Nintendo Switch 2 release date
This is one of the most hotly debated questions around the Switch 2, but there seem to be two camps: some believe we could see a 2023 release, while others are more convinced by 2024. Now we're in August and we've still not seen any evidence of a Switch 2, I'm definitely in the latter camp.
Those arguing the case for a 2023 launch include the UK government Competition and Market Authority who referred to an unnamed Nintendo device in reference to Microsoft’s proposed takeover of Activision Blizzard. Other sources point to Nintendo’s comparative silence on its Christmas release window as a sign it is readying a new console. However, it now seems as though 2023 will pass us by without a new console.
The evidence for 2024 seems to be stronger, especially considering we have heard so little from Nintendo itself about the Switch 2. One report claims that Nintendo President, Shuntaro Furukawa, hasn’t considered any new or upgraded hardware in financial reports until at least April 2024 – and with The Legend of Zelda Tears of the Kingdom, Pikmin 4 on shelves now and Mario Wonder coming in October - it would be a strange time to kill the Switch's momentum. Heck, it's even getting Red Dead Redemption.
Industry insiders also claim that some key developers have already got their hands on dev kits, but that a release in the latter part of 2024 looks most likely.
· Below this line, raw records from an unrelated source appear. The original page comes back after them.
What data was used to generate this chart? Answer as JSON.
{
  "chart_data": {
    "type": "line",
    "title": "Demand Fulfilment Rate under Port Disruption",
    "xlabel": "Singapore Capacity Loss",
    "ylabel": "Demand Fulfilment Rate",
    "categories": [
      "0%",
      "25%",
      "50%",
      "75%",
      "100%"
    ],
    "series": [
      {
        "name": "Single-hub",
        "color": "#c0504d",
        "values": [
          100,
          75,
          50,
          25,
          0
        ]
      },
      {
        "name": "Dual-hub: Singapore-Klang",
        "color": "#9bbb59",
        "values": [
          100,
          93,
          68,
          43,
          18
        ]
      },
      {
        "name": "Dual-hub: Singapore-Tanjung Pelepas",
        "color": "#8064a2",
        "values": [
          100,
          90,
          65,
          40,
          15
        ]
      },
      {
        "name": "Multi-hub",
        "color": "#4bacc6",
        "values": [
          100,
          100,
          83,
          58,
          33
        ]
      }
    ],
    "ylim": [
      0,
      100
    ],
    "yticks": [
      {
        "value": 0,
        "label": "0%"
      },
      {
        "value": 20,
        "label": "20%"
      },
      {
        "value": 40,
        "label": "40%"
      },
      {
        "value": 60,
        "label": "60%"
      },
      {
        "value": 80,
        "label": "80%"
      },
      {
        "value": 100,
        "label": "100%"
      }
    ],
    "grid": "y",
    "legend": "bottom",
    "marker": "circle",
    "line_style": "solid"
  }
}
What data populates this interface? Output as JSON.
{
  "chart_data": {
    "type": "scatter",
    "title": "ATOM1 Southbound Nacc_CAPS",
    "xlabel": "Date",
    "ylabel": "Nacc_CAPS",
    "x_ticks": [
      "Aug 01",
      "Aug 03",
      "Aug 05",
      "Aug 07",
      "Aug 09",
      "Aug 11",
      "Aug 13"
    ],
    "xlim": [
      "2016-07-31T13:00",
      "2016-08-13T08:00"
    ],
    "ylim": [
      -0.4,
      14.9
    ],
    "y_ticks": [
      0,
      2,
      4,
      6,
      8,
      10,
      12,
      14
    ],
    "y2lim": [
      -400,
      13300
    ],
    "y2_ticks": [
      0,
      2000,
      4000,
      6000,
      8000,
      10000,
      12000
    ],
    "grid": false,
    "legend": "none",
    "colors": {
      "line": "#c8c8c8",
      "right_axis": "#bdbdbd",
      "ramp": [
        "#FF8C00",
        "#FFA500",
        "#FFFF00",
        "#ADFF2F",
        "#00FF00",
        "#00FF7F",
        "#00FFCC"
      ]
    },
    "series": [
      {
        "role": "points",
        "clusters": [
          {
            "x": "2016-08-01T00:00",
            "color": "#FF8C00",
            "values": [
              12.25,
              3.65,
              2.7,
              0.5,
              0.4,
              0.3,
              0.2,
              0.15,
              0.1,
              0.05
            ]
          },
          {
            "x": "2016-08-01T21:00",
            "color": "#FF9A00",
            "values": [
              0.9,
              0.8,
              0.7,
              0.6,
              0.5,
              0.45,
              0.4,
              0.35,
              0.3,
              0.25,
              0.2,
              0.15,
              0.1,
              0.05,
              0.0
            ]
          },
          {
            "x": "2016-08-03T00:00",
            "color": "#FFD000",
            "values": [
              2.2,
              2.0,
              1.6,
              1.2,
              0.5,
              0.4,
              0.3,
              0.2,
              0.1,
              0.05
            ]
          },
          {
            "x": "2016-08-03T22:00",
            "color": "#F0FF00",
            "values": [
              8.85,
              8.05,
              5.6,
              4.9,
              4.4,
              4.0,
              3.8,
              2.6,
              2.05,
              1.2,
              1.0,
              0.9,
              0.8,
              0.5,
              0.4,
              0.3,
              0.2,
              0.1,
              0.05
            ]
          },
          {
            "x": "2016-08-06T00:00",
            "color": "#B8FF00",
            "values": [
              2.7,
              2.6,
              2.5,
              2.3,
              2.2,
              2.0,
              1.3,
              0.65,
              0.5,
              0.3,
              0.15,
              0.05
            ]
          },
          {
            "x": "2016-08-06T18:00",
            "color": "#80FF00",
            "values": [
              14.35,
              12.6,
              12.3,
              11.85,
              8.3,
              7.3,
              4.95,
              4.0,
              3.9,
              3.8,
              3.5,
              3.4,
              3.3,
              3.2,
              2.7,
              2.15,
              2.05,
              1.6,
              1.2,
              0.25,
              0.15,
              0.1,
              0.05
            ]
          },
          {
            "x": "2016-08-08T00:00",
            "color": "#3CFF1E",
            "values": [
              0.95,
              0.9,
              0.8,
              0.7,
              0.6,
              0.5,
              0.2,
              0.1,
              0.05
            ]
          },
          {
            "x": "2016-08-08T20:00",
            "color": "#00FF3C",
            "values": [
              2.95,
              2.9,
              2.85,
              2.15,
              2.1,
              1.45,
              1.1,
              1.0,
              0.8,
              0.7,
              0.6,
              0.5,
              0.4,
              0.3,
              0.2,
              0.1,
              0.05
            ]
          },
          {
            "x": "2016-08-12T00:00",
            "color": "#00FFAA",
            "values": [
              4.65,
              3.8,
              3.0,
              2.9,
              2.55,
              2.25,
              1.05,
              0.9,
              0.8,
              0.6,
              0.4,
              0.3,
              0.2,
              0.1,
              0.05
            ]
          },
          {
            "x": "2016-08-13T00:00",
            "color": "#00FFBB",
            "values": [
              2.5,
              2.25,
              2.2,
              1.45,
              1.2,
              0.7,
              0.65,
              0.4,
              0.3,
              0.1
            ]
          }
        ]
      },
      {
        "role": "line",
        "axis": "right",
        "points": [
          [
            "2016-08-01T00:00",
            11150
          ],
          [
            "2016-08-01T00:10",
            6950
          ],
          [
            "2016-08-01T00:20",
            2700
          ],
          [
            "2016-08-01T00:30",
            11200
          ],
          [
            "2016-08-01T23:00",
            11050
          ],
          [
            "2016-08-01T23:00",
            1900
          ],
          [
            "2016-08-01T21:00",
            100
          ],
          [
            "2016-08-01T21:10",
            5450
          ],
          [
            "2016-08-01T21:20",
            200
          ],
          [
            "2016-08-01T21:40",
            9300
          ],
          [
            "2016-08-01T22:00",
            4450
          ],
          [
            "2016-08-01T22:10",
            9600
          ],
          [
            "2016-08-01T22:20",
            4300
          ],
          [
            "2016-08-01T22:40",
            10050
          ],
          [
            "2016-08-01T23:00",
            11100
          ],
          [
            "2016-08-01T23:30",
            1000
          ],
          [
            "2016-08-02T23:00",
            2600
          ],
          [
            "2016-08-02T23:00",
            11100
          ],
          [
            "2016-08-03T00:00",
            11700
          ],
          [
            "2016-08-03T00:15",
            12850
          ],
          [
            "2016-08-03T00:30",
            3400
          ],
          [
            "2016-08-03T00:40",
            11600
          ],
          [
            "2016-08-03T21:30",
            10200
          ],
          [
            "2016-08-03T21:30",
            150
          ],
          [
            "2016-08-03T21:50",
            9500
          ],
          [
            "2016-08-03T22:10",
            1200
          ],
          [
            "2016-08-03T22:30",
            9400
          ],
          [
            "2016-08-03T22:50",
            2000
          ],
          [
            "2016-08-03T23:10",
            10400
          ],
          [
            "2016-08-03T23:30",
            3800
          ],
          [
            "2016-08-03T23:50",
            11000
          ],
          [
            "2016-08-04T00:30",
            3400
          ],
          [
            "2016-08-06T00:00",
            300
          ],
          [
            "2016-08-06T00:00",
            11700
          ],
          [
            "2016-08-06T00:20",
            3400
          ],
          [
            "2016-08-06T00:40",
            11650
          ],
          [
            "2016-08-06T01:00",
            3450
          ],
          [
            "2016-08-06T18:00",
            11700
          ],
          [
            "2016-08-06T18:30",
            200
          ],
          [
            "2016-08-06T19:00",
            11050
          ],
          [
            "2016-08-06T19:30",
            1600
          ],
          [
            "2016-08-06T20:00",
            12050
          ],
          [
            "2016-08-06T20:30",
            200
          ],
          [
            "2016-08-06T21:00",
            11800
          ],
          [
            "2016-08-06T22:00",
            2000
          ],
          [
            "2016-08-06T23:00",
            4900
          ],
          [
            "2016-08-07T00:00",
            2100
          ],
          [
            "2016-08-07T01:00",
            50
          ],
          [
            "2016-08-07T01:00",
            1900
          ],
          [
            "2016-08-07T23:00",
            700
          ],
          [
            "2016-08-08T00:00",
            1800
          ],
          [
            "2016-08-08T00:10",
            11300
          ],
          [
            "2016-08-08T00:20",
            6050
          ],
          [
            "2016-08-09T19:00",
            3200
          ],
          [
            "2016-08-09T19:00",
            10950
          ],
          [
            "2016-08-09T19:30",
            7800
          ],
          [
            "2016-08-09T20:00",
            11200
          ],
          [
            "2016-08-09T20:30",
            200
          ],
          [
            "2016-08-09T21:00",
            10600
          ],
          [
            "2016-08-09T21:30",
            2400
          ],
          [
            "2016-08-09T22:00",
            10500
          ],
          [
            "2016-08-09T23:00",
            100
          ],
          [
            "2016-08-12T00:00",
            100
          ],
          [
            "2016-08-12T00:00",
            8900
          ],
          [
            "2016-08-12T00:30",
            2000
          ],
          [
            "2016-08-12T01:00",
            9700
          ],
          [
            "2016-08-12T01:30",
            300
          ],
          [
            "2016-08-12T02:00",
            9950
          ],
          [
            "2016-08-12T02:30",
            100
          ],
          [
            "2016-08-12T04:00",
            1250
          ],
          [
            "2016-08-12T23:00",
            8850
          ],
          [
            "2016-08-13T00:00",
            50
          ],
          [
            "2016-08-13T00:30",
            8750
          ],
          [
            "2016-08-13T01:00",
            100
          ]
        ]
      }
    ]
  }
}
A shame, but as Shigeru Miyamoto famously is quoted as saying "A delayed game is eventually good, but a rushed game is forever bad." and the same can be said for consoles.
What we do know is that Nintendo has committed to avoiding any stock shortages of its next console which it hopes will also stop scalpers and prevent the scarcity of the likes of the PS5. This could make Christmas 2024 quite the event.
Nintendo Switch 2 design
In terms of the design of the Switch 2, there’s little so far to go on (the pictures in this article are just concepts). It's widely expected Nintendo will keep the portable console design but there are some features we would like to see and that we think Nintendo should definitely aim to implement. For starters, a 4K display is nearly essential at this point... although there is an argument against it for the sake of battery life. Personally, I'd give absolutely anything for a 4K Pokémon.
There has been talk that the new console could ditch the OLED display of the Switch OLED for an LCD screen instead, which would bring costs down but be a pretty significant downgrade.
Under the hood, the Switch is well behind the PS5 and Xbox Series X and a significant processing power boost needs to make its way to the Switch 2. For too long now Switch ports of third-party games have been a poor relation. Some reports have suggested the Switch's successor will be equivalent to a PS4 in power, which is worryingly behind the times. It does at least seem like it will have more internal memory than the stingy 64GB original Switch with up to 512GB of flash memory.
As for backward compatibility? There has been no word on that yet, but Nintendo has hinted that you will be able to use your Switch account on the Switch 2. Nintendo has had a pretty good record in the past for backward compatibility with the Wii, Wii U and 3DS all having it in some form although many classic games are now sold on the eShop instead.
With the likes of the Steam Deck, Asus ROG Ally and a possible Lenovo machine, Nintendo also has competition for portable gaming from some powerful and beautiful machines, so an increased battery life when not docked would be very welcome.
And the Joycons? Just lose the drifting please. Although that was partly fixed in the not-too-distant past.